The tone of the album really kicks the entire ordeal into gear, being one of my favorites from Opeth. Whenever I listen to My Arms, Your Hearse, I feel things around me becoming cold and the atmosphere turns grim, dark, and haunting; the cover art portrays this pretty well. Mikael's vocals actually become even better here, as he finally utilizes it in a way where he can perform romantic clean singing to full-out demonic roars.
Mikael ended up providing both guitar and bass guitar, both which standout clear in all the riffs and solos he plays. This goes to also say that the riffs, as well as the open production, are the backbone, creating the albums gloom mood and heaviness. A track that represents this feeling extremely well is "April Ethereal", one of my personal favorites. To gain the overall feeling, it’s best if you heard the album at night, during autumn, or when you are sleeping. Believe me, it brings out the best in the album this way.

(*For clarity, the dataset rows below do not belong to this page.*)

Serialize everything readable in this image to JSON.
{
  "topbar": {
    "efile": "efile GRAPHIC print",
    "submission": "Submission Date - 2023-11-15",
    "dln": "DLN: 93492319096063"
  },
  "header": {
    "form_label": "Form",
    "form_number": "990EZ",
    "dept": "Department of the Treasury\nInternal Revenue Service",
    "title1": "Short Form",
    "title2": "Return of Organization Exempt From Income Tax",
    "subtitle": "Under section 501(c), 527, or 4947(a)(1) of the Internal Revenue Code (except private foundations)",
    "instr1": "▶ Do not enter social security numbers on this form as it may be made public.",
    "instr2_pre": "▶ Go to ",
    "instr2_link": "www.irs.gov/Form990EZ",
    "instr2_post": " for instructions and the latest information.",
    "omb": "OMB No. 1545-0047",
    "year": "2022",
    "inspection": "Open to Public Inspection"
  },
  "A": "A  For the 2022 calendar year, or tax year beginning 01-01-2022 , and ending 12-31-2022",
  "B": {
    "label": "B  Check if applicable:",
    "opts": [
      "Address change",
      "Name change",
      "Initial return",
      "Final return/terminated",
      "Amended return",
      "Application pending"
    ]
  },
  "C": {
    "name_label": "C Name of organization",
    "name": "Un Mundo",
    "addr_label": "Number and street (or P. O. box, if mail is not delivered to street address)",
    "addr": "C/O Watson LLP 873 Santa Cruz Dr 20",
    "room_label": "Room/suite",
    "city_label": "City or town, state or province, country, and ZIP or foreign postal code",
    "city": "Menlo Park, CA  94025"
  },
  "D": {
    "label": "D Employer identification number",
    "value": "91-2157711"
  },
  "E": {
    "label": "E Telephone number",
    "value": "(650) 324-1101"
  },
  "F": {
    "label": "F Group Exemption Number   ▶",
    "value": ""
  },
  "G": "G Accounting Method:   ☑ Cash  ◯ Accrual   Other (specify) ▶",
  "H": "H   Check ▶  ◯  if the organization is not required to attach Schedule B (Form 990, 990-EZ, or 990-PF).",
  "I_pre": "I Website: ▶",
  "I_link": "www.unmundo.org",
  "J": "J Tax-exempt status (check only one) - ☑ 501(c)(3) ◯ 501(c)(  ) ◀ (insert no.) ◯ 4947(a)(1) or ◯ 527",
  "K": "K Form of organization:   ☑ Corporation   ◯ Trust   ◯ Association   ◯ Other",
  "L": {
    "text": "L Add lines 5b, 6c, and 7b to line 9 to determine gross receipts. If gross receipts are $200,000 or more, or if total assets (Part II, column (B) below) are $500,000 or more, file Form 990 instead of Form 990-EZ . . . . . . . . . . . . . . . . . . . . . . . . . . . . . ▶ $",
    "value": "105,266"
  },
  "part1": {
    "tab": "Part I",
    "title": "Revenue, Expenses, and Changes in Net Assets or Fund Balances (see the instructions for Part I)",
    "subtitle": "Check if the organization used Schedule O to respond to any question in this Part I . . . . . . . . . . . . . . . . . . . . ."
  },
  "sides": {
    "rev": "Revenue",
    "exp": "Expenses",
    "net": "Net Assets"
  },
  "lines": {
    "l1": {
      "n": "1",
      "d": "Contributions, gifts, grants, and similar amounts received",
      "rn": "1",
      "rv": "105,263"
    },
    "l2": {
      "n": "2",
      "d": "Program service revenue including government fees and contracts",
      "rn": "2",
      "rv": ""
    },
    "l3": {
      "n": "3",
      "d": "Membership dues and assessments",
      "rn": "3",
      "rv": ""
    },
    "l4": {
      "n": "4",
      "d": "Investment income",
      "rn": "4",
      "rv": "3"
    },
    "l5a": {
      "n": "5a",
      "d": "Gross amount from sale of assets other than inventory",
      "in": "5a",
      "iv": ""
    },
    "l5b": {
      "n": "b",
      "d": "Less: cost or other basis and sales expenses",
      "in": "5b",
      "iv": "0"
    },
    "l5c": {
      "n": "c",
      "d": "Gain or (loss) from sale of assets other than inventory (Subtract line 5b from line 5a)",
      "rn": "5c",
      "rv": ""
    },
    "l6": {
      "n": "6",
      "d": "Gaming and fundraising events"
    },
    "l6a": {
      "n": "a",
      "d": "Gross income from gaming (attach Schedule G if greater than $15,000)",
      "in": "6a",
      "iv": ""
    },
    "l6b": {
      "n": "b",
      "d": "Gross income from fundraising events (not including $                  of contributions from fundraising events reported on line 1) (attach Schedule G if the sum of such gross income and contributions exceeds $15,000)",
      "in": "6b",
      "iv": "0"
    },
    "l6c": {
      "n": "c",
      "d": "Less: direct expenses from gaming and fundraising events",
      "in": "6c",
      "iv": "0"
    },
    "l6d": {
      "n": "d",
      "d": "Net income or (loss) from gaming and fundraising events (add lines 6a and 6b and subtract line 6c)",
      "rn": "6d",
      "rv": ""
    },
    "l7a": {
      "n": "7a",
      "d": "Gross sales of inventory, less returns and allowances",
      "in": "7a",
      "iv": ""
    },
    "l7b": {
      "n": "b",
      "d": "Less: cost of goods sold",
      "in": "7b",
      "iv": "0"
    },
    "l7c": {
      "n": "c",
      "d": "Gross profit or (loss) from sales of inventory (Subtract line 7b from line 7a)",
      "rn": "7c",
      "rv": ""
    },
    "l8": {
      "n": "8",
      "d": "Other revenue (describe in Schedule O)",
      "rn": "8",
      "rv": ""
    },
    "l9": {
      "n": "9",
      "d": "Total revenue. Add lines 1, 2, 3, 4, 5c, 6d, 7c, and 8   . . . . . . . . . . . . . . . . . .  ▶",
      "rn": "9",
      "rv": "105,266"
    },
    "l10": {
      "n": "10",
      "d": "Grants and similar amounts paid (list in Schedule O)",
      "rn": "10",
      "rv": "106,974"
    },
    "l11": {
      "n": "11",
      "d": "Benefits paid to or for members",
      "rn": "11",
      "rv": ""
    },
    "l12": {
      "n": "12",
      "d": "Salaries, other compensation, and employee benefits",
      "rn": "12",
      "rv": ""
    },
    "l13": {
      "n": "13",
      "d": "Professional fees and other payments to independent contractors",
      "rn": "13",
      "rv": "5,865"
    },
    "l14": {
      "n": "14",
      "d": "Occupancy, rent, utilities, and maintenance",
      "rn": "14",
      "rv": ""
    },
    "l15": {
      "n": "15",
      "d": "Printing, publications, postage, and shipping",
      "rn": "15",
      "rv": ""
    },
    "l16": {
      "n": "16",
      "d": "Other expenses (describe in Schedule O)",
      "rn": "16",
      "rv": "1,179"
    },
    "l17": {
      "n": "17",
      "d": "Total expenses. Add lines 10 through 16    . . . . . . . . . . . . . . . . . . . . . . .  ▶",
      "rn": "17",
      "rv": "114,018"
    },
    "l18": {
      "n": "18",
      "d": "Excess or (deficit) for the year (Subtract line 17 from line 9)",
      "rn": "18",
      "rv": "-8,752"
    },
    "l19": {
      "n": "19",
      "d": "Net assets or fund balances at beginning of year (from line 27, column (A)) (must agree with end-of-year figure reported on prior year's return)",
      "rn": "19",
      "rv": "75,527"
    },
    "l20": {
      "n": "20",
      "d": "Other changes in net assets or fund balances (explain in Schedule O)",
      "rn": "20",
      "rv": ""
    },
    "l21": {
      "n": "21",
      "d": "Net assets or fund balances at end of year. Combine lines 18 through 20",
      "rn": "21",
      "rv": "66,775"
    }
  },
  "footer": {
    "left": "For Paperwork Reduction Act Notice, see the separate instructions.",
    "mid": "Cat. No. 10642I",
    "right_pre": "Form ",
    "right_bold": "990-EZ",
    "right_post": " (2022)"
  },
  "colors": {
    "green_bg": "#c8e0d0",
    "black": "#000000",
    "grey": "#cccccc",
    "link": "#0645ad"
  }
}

If any of this doesn't captivate you, then Peter Lindgren's solos definitely will. He may not be the fastest player in the universe this side of the millennium, but that isn't the style he plays anyways. His solos are melodic and crafty, like being able to hit a note and holding it because it is so damn good. Anyways you'll be possessed by his work. There, I've explained in a few paragraphs why this should be in your library. To put it in short if you didn't read any of that...Buy this album.